Although the CV risk SCORE might be underestimated in the current calculations, it is frequently used in clinical practice. In a multinational, cross-sectional study in twelve European countries (EURIKA), 58.3% of all German and 52.0% of all European physicians used the global risk SCORE most commonly [14].
The metabolic syndrome is characterized by the common occurrence of abdominal obesity, hypertension, dyslipidemia, and hyperglycaemia as an expression of insulin resistance [33]. The presence of the metabolic syndrome confers an increased risk for type 2 diabetes mellitus and CVDs [9,34]. It was, therefore, possible to demonstrate in the present study that the CV risk SCORE calculated was increased in patients with metabolic syndrome (Table 6). An increased CV risk was observed in patients with the metabolic syndrome in other studies as well [35].

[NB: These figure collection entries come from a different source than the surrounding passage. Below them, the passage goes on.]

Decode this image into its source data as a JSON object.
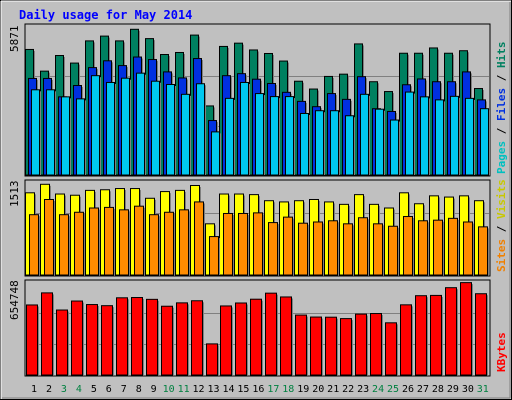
{
  "title": "Daily usage for May 2014",
  "legend": {
    "top": [
      {
        "text": "Pages",
        "color": "#00c0c0"
      },
      {
        "text": "/",
        "color": "#000000"
      },
      {
        "text": "Files",
        "color": "#0030e0"
      },
      {
        "text": "/",
        "color": "#000000"
      },
      {
        "text": "Hits",
        "color": "#008060"
      }
    ],
    "middle": [
      {
        "text": "Sites",
        "color": "#f08000"
      },
      {
        "text": "/",
        "color": "#000000"
      },
      {
        "text": "Visits",
        "color": "#c8c800"
      }
    ],
    "bottom": [
      {
        "text": "KBytes",
        "color": "#ff0000"
      }
    ]
  },
  "colors": {
    "background": "#c0c0c0",
    "panel": "#c0c0c0",
    "title": "#0000ff",
    "weekend_day": "#008040",
    "weekday": "#000000"
  },
  "chart_data": [
    {
      "type": "bar",
      "panel": "top",
      "ymax_label": "5871",
      "ymax": 5871,
      "categories": [
        "1",
        "2",
        "3",
        "4",
        "5",
        "6",
        "7",
        "8",
        "9",
        "10",
        "11",
        "12",
        "13",
        "14",
        "15",
        "16",
        "17",
        "18",
        "19",
        "20",
        "21",
        "22",
        "23",
        "24",
        "25",
        "26",
        "27",
        "28",
        "29",
        "30",
        "31"
      ],
      "series": [
        {
          "name": "Hits",
          "color": "#008060",
          "values": [
            5000,
            4140,
            4760,
            4460,
            5340,
            5530,
            5340,
            5800,
            5430,
            4800,
            4880,
            5570,
            2760,
            5120,
            5250,
            4980,
            4840,
            4540,
            3740,
            3430,
            3930,
            4020,
            5220,
            3720,
            3330,
            4850,
            4850,
            5060,
            4850,
            4950,
            3450
          ]
        },
        {
          "name": "Files",
          "color": "#0030e0",
          "values": [
            3850,
            3850,
            3120,
            3570,
            4280,
            4550,
            4360,
            4700,
            4600,
            4110,
            3870,
            4640,
            2180,
            3960,
            4040,
            3820,
            3650,
            3300,
            2940,
            2730,
            3250,
            3020,
            3920,
            2650,
            2540,
            3600,
            3830,
            3720,
            3720,
            4110,
            3000
          ]
        },
        {
          "name": "Pages",
          "color": "#00c8f0",
          "values": [
            3400,
            3400,
            3120,
            3040,
            3960,
            3690,
            3860,
            4060,
            3740,
            3610,
            3220,
            3640,
            1730,
            3060,
            3690,
            3250,
            3130,
            3130,
            2460,
            2570,
            2570,
            2370,
            3220,
            2630,
            2200,
            3310,
            3120,
            3000,
            3140,
            3060,
            2650
          ]
        }
      ]
    },
    {
      "type": "bar",
      "panel": "middle",
      "ymax_label": "1513",
      "ymax": 1513,
      "categories": [
        "1",
        "2",
        "3",
        "4",
        "5",
        "6",
        "7",
        "8",
        "9",
        "10",
        "11",
        "12",
        "13",
        "14",
        "15",
        "16",
        "17",
        "18",
        "19",
        "20",
        "21",
        "22",
        "23",
        "24",
        "25",
        "26",
        "27",
        "28",
        "29",
        "30",
        "31"
      ],
      "series": [
        {
          "name": "Visits",
          "color": "#ffff00",
          "values": [
            1360,
            1500,
            1340,
            1320,
            1400,
            1410,
            1430,
            1430,
            1270,
            1380,
            1400,
            1480,
            850,
            1340,
            1340,
            1330,
            1230,
            1210,
            1230,
            1250,
            1210,
            1170,
            1330,
            1170,
            1110,
            1360,
            1180,
            1310,
            1290,
            1310,
            1230
          ]
        },
        {
          "name": "Sites",
          "color": "#ff8c00",
          "values": [
            1000,
            1250,
            1000,
            1040,
            1110,
            1120,
            1080,
            1140,
            1000,
            1040,
            1080,
            1210,
            640,
            1020,
            1020,
            1030,
            870,
            960,
            860,
            880,
            900,
            850,
            950,
            850,
            810,
            970,
            900,
            910,
            940,
            880,
            800
          ]
        }
      ]
    },
    {
      "type": "bar",
      "panel": "bottom",
      "ymax_label": "654748",
      "ymax": 654748,
      "categories": [
        "1",
        "2",
        "3",
        "4",
        "5",
        "6",
        "7",
        "8",
        "9",
        "10",
        "11",
        "12",
        "13",
        "14",
        "15",
        "16",
        "17",
        "18",
        "19",
        "20",
        "21",
        "22",
        "23",
        "24",
        "25",
        "26",
        "27",
        "28",
        "29",
        "30",
        "31"
      ],
      "series": [
        {
          "name": "KBytes",
          "color": "#ff0000",
          "values": [
            502000,
            588000,
            466000,
            530000,
            505000,
            497000,
            553000,
            555000,
            542000,
            493000,
            517000,
            532000,
            225000,
            495000,
            516000,
            543000,
            586000,
            559000,
            430000,
            416000,
            415000,
            405000,
            437000,
            441000,
            375000,
            503000,
            568000,
            570000,
            625000,
            661000,
            582000
          ]
        }
      ]
    }
  ],
  "x_labels": [
    {
      "t": "1",
      "w": false
    },
    {
      "t": "2",
      "w": false
    },
    {
      "t": "3",
      "w": true
    },
    {
      "t": "4",
      "w": true
    },
    {
      "t": "5",
      "w": false
    },
    {
      "t": "6",
      "w": false
    },
    {
      "t": "7",
      "w": false
    },
    {
      "t": "8",
      "w": false
    },
    {
      "t": "9",
      "w": false
    },
    {
      "t": "10",
      "w": true
    },
    {
      "t": "11",
      "w": true
    },
    {
      "t": "12",
      "w": false
    },
    {
      "t": "13",
      "w": false
    },
    {
      "t": "14",
      "w": false
    },
    {
      "t": "15",
      "w": false
    },
    {
      "t": "16",
      "w": false
    },
    {
      "t": "17",
      "w": true
    },
    {
      "t": "18",
      "w": true
    },
    {
      "t": "19",
      "w": false
    },
    {
      "t": "20",
      "w": false
    },
    {
      "t": "21",
      "w": false
    },
    {
      "t": "22",
      "w": false
    },
    {
      "t": "23",
      "w": false
    },
    {
      "t": "24",
      "w": true
    },
    {
      "t": "25",
      "w": true
    },
    {
      "t": "26",
      "w": false
    },
    {
      "t": "27",
      "w": false
    },
    {
      "t": "28",
      "w": false
    },
    {
      "t": "29",
      "w": false
    },
    {
      "t": "30",
      "w": false
    },
    {
      "t": "31",
      "w": true
    }
  ]
}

In contrast to the results of the SCORE calculation, the diagnosis of the metabolic syndrome gave clearer information about the extent of a cardiometabolic risk within the collective investigated. This difference possibly results from the fact that the criteria of the metabolic syndrome (WC, DBP and fasting glucose) are not considered in the risk SCORE. The combination of risk factors of metabolic syndrome, therefore, leads to a different assessment of CV risk [36].
According to the NCEP ATP-III (2002), risk scores such as SCORE or Framingham risk score were developed for assessing CV risk in the short-term (≤10 years), whereas identification of individuals with the metabolic syndrome is needed for long-term CV and metabolic risk assessment [19,36].
5. Conclusion
The metabolic syndrome was present in over two-thirds of overweight and obese subjects enrolling in this weight reduction intervention. A moderate weight loss over twelve weeks led to an improvement of all components of the metabolic syndrome. Weight loss, therefore, was associated with the changes in each of the factors of the metabolic syndrome. Whereas the occurrence of the metabolic syndrome in this study was high, the average CV risk SCORE was comparatively low. However, there was again a significant improvement during intervention in the study population. The CV risk SCORE might be underestimated in the current calculations. In sum, the diagnosis of a metabolic syndrome was more meaningful than risk SCORE calculations.
NOTES
#Conflict of interest: the authors declared no conflict of interest.